Building a carbon-negative industry involves enormous technological, economic, environmental, and political hurdles. For one thing, conventional carbon-capture-and-storage systems are expensive and energy-intensive, and they are "hellishly complicated,". Much of the current carbon capture effort is focused on more concentrated sources, such as coal or gas-burning power plants.
It's also challenging to discover geologically adequate storage locations. As carbon needs to be trapped in airtight reservoirs or converted to stone in order to remain in the ground after it has been captured.
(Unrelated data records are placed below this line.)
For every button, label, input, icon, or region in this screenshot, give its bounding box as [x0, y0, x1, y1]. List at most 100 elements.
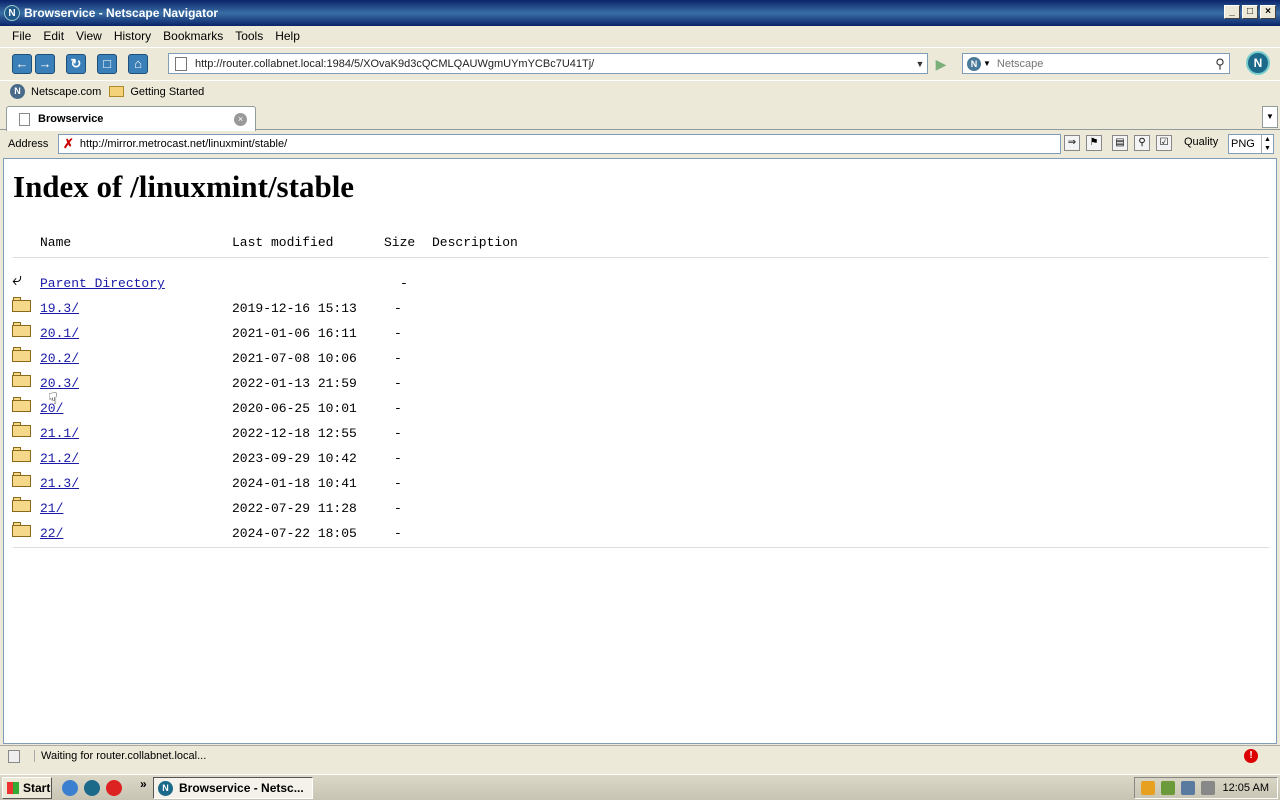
sort-by-description-link[interactable]: Description: [432, 235, 518, 250]
internet-explorer-icon[interactable]: [62, 780, 78, 796]
dir-link[interactable]: 19.3/: [40, 301, 79, 316]
search-engine-dropdown-icon[interactable]: ▼: [983, 59, 991, 68]
page-content: Index of /linuxmint/stable Name Last mod…: [3, 158, 1277, 744]
search-engine-icon[interactable]: N: [967, 56, 981, 71]
go-button[interactable]: ▶: [930, 54, 952, 74]
url-dropdown-icon[interactable]: ▼: [913, 59, 927, 69]
minimize-button[interactable]: _: [1224, 5, 1240, 19]
quality-select[interactable]: PNG ▲ ▼: [1228, 134, 1274, 154]
insecure-icon: ✗: [63, 136, 74, 151]
row-size: -: [394, 501, 402, 516]
menu-edit[interactable]: Edit: [37, 29, 70, 43]
table-row: 20.2/ 2021-07-08 10:06 -: [4, 347, 704, 376]
taskbar: Start » N Browservice - Netsc... 12:05 A…: [0, 774, 1280, 800]
taskbar-window-button[interactable]: N Browservice - Netsc...: [153, 777, 313, 799]
start-button[interactable]: Start: [2, 777, 52, 799]
save-icon[interactable]: ▤: [1112, 135, 1128, 151]
menu-history[interactable]: History: [108, 29, 157, 43]
row-size: -: [394, 476, 402, 491]
folder-icon: [12, 322, 32, 337]
dir-link[interactable]: 20.1/: [40, 326, 79, 341]
menu-help[interactable]: Help: [269, 29, 306, 43]
bookmarks-toolbar: N Netscape.com Getting Started: [0, 80, 1280, 102]
netscape-quicklaunch-icon[interactable]: [84, 780, 100, 796]
maximize-button[interactable]: □: [1242, 5, 1258, 19]
security-shield-icon[interactable]: [1161, 781, 1175, 795]
folder-icon: [109, 86, 125, 97]
window-controls: _ □ ×: [1224, 5, 1276, 19]
window-title-bar[interactable]: N Browservice - Netscape Navigator _ □ ×: [0, 0, 1280, 26]
update-icon[interactable]: [1141, 781, 1155, 795]
clock: 12:05 AM: [1222, 782, 1269, 794]
url-bar[interactable]: http://router.collabnet.local:1984/5/XOv…: [168, 53, 928, 74]
bookmark-icon[interactable]: ⚑: [1086, 135, 1102, 151]
netscape-throbber-icon[interactable]: N: [1246, 51, 1270, 75]
dir-link[interactable]: 20.2/: [40, 351, 79, 366]
table-row: 21.1/ 2022-12-18 12:55 -: [4, 422, 704, 451]
netscape-app-icon: N: [4, 5, 20, 21]
volume-muted-icon[interactable]: [1201, 781, 1215, 795]
search-input[interactable]: [996, 57, 1211, 70]
folder-icon: [12, 372, 32, 387]
table-row: 19.3/ 2019-12-16 15:13 -: [4, 297, 704, 326]
row-modified: 2021-07-08 10:06: [232, 351, 357, 366]
back-arrow-icon: ⤶: [12, 271, 23, 291]
tab-browservice[interactable]: Browservice ×: [6, 106, 256, 131]
bookmark-label: Netscape.com: [31, 85, 102, 98]
row-modified: 2024-07-22 18:05: [232, 526, 357, 541]
quality-spinner-icon[interactable]: ▲ ▼: [1261, 135, 1273, 153]
dir-link[interactable]: 21/: [40, 501, 63, 516]
stop-icon[interactable]: □: [97, 53, 117, 74]
hand-cursor-icon: ☟: [48, 391, 58, 408]
menu-view[interactable]: View: [70, 29, 108, 43]
row-modified: 2024-01-18 10:41: [232, 476, 357, 491]
close-button[interactable]: ×: [1260, 5, 1276, 19]
clipboard-icon[interactable]: ☑: [1156, 135, 1172, 151]
address-value[interactable]: http://mirror.metrocast.net/linuxmint/st…: [80, 138, 287, 150]
row-modified: 2022-07-29 11:28: [232, 501, 357, 516]
dir-link[interactable]: 22/: [40, 526, 63, 541]
url-text[interactable]: http://router.collabnet.local:1984/5/XOv…: [195, 58, 913, 70]
row-size: -: [400, 276, 408, 291]
search-box[interactable]: N ▼ ⚲: [962, 53, 1230, 74]
menu-file[interactable]: File: [6, 29, 37, 43]
back-arrow-icon[interactable]: ←: [12, 53, 32, 74]
parent-directory-link[interactable]: Parent Directory: [40, 276, 165, 291]
network-icon[interactable]: [1181, 781, 1195, 795]
reload-icon[interactable]: ↻: [66, 53, 86, 74]
bookmark-getting-started[interactable]: Getting Started: [109, 86, 204, 98]
tab-bar: Browservice × ▼: [0, 104, 1280, 131]
go-arrow-icon[interactable]: ⇒: [1064, 135, 1080, 151]
tab-list-dropdown-icon[interactable]: ▼: [1262, 106, 1278, 128]
dir-link[interactable]: 21.3/: [40, 476, 79, 491]
sort-by-name-link[interactable]: Name: [40, 235, 71, 250]
dir-link[interactable]: 21.1/: [40, 426, 79, 441]
home-icon[interactable]: ⌂: [128, 53, 148, 74]
forward-arrow-icon[interactable]: →: [35, 53, 55, 74]
folder-icon: [12, 397, 32, 412]
menu-bookmarks[interactable]: Bookmarks: [157, 29, 229, 43]
dir-link[interactable]: 20.3/: [40, 376, 79, 391]
quicklaunch-more-icon[interactable]: »: [140, 777, 147, 791]
menu-tools[interactable]: Tools: [229, 29, 269, 43]
window-title: Browservice - Netscape Navigator: [24, 6, 219, 20]
page-icon: [175, 56, 187, 71]
close-tab-icon[interactable]: ×: [234, 112, 247, 126]
search-icon[interactable]: ⚲: [1211, 56, 1229, 72]
folder-icon: [12, 522, 32, 537]
row-modified: 2023-09-29 10:42: [232, 451, 357, 466]
header-divider: [13, 257, 1269, 258]
alert-icon[interactable]: !: [1244, 749, 1258, 763]
row-modified: 2021-01-06 16:11: [232, 326, 357, 341]
opera-icon[interactable]: [106, 780, 122, 796]
find-icon[interactable]: ⚲: [1134, 135, 1150, 151]
address-field[interactable]: ✗ http://mirror.metrocast.net/linuxmint/…: [58, 134, 1061, 154]
security-lock-icon[interactable]: [8, 749, 20, 763]
dir-link[interactable]: 21.2/: [40, 451, 79, 466]
folder-icon: [12, 422, 32, 437]
table-row: 20/ 2020-06-25 10:01 -: [4, 397, 704, 426]
bookmark-netscape[interactable]: N Netscape.com: [10, 84, 101, 99]
sort-by-modified-link[interactable]: Last modified: [232, 235, 333, 250]
table-row: 21/ 2022-07-29 11:28 -: [4, 497, 704, 526]
sort-by-size-link[interactable]: Size: [384, 235, 415, 250]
Iceland is one of the greatest carbon capture and storage (CCS), with several CCS projects already up and operating. The island's volcanic geology aids in the mining process by allowing carbon pushed underground to interact with basalt rock at high temperatures. In that optimum situation, 95 per cent of carbon injected underground gets mineralized in just two years – a geological flash.
However, Iceland's geology is unique. Deeper drilling is required elsewhere to access acceptable rocks at optimum temperatures, which adds costs to already expensive projects. Furthermore, there is a lack of understanding of how different elements influence the rate of mineralization.
Researchers need a business on the magnitude of the current oil industry that will do nothing but pump CO2 into storage reservoirs. The Earth is vast. The relatively accessible locations around the continents contain hundreds of thousands of gigatonnes of carbon. That is orders of magnitude more than we need to reinvest.